Perhaps idiosyncratically, I choose to write a check and deliver it by hand to the insurance office, located just around the corner from where I live. I’m sure I could probably pay online or set up some sort of automatic withdrawal from my bank to take care of it, but for some reason I like to pay this one in person. Might well be some sort of hidden psychological explanation for that, if one were to search hard enough for one.
I first purchased the policy last summer shortly after leaving that full-time “day job” I’d had for many years. The job included some nominal life insurance -- like a year’s salary or something -- and so losing that I decided to get a new policy once I’d struck out on my own.
I recall going into the office and meeting the agent last spring. Gave him all the necessary info. And perhaps some not-so-necessary, too, as he was a friendly fellow with whom it was easy enough to chat. Such conversations are probably not altogether without meaning, actually. It helps, I imagine, to know a little bit about a person who is about to take out a life insurance policy on himself.
At one point in our conversation -- after terms had been reached and there was nothing left to do but fill out all the required boxes -- I brought up James M. Cain’s Double Indemnity (1943), one of my favorite novels about which I’ve written here before. That’s the one about an insurance agent who falls for a femme fatale with whom he brazenly plots to murder her husband so they can collect on a policy he sells to them.
“I don’t believe I’ve heard of that one,” said my agent. I asked if he had ever seen the film adaptation, also from the 1940s, directed by Billy Wilder and starring Fred MacMurray and Barbara Stanwyck. “Nope,” he said, shaking his head, adding that he’d have to check it out. He even wrote down the title on a scrap of paper as a reminder.
I keep forgetting to ask my agent if he ever did see the film. Thinking back, I guess it probably wouldn’t be so great for your insurance agent to say he was a big fan of Double Indemnity.
I remember asking a similar question at a dentist visit long ago. A particularly unpleasant dentist visit, in fact.
I can’t recall all of the details, but I was in need of some sort of filling work, and the dentist -- a new one to me -- had some sort of newfangled procedure that he employed. Whatever it was, lasers were involved, and novocaine was not.
At some point I was starting to become increasingly aware of the pain he was causing me. Perhaps you’ve experienced something similar, maybe even at the poker tables when things aren’t going well.
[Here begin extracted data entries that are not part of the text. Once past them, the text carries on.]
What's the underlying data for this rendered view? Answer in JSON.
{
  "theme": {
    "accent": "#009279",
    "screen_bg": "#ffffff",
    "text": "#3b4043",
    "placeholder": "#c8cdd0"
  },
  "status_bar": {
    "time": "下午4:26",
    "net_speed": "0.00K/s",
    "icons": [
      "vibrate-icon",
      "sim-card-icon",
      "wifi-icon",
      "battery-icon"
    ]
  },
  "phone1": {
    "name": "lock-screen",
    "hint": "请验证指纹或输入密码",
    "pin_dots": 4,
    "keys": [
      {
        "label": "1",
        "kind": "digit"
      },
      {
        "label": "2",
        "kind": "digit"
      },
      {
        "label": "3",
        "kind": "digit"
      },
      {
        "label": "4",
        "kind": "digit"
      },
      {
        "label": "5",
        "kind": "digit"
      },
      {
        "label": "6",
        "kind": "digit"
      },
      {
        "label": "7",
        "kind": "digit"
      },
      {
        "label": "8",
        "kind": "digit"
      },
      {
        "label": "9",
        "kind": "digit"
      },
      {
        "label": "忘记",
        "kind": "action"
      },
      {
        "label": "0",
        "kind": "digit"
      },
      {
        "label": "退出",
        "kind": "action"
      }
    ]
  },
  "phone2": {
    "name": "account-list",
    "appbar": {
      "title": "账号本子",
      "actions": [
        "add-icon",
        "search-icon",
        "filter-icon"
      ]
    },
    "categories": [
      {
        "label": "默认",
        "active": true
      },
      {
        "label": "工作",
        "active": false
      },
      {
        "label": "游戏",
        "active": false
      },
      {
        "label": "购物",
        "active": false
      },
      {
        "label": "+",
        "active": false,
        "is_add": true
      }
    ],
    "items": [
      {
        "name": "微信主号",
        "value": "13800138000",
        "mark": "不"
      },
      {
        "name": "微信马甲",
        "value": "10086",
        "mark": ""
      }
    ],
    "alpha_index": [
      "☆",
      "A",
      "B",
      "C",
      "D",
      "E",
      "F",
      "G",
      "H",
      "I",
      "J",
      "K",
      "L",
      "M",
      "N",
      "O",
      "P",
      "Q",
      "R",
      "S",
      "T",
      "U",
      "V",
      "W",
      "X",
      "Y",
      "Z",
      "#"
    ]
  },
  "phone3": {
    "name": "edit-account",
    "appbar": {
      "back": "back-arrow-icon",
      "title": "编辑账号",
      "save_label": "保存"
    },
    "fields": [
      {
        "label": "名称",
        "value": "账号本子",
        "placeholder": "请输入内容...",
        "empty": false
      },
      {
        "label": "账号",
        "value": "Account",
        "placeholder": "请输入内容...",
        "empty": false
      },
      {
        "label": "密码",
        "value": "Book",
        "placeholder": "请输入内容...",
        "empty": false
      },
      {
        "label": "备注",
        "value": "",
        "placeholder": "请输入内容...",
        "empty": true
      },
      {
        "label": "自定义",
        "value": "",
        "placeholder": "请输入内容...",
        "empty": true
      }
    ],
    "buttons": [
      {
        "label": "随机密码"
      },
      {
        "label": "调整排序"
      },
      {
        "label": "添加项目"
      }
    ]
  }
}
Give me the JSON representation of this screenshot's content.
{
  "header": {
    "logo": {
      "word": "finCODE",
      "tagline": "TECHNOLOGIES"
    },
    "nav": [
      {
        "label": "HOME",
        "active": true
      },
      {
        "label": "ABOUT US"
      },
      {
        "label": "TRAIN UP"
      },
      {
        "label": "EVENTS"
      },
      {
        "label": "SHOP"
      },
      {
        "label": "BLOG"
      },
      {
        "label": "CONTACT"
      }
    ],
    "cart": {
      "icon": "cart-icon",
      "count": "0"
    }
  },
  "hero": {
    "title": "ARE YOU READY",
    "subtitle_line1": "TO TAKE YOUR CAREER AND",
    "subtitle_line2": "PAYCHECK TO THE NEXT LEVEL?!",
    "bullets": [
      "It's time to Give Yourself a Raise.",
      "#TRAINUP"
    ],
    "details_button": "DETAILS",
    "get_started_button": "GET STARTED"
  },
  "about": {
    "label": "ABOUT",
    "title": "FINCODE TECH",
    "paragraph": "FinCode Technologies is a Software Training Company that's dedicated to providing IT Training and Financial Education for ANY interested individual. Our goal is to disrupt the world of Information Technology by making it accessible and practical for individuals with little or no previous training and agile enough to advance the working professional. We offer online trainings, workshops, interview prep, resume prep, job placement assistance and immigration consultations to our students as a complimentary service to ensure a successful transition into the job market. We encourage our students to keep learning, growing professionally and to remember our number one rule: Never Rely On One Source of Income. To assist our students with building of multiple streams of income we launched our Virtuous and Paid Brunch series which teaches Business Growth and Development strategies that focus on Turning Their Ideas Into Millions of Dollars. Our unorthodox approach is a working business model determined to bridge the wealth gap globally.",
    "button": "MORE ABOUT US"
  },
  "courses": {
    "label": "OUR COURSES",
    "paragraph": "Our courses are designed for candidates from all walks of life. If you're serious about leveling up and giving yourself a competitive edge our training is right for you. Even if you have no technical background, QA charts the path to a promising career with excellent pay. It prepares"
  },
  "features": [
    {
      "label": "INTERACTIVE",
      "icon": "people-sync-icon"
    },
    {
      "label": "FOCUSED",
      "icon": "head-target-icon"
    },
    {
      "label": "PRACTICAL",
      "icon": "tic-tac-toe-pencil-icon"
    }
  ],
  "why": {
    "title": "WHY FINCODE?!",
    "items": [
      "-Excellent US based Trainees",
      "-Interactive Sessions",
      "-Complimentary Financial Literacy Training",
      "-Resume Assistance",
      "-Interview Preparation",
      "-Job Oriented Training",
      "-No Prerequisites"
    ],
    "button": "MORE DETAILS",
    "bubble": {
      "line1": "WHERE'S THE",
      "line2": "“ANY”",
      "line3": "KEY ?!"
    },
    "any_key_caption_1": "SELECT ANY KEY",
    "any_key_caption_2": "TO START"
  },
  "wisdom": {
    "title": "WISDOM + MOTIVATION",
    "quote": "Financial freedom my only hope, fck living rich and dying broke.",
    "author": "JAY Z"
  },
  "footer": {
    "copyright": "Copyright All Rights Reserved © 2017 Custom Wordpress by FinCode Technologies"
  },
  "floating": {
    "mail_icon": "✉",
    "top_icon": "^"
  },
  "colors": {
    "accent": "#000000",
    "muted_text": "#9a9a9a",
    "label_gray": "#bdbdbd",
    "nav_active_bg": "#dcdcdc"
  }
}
I can deal with this, you say. It’s all good. Then, suddenly, you are hit with a kind of wait-a-minute-this-is-much-worse-than-I-thought-in-fact-I-hate-hate-this kind of revelation. The sort of epiphany that’s usually followed by some immediate action to counter the direction things are going. If you are in a state to do so, that is.
Was too long ago for me to remember exactly what I said, but I did somehow bring it to my tormentor’s attention that I was hurting. Really hurting. His response surprised me a little. Rather than show concern, he instead seemed to offer some sort of rationalization. Something to do with the new method.
I wasn’t sure how to respond. For some reason -- either out of confusion or a desire to lighten the mood -- I asked him if he’d ever seen The Marathon Man (1976).
You remember that one? With Laurence Olivier as the Nazi war criminal drilling the teeth of hapless Dustin Hoffman while asking him repeatedly a question which has no meaning to him -- “Is it safe?”
In fact, The dentist had seen the John Schlesinger-directed thriller. And far from finding my alluding to it humorous, he was Not Amused.
Uh oh, I thought. Seem to have hit a nerve.
“A live, freshly-cut nerve is infinitely more sensitive...”
Olivier’s slow cadence pulsed through my brain, surfacing amid the wavy rhythm of the laser’s hum. I don’t remember much after that.
Don’t believe I scheduled a return visit to that particular dentist. And maybe I won’t bother to bring up Double Indeminity again to my agent. No reason to give him any ideas.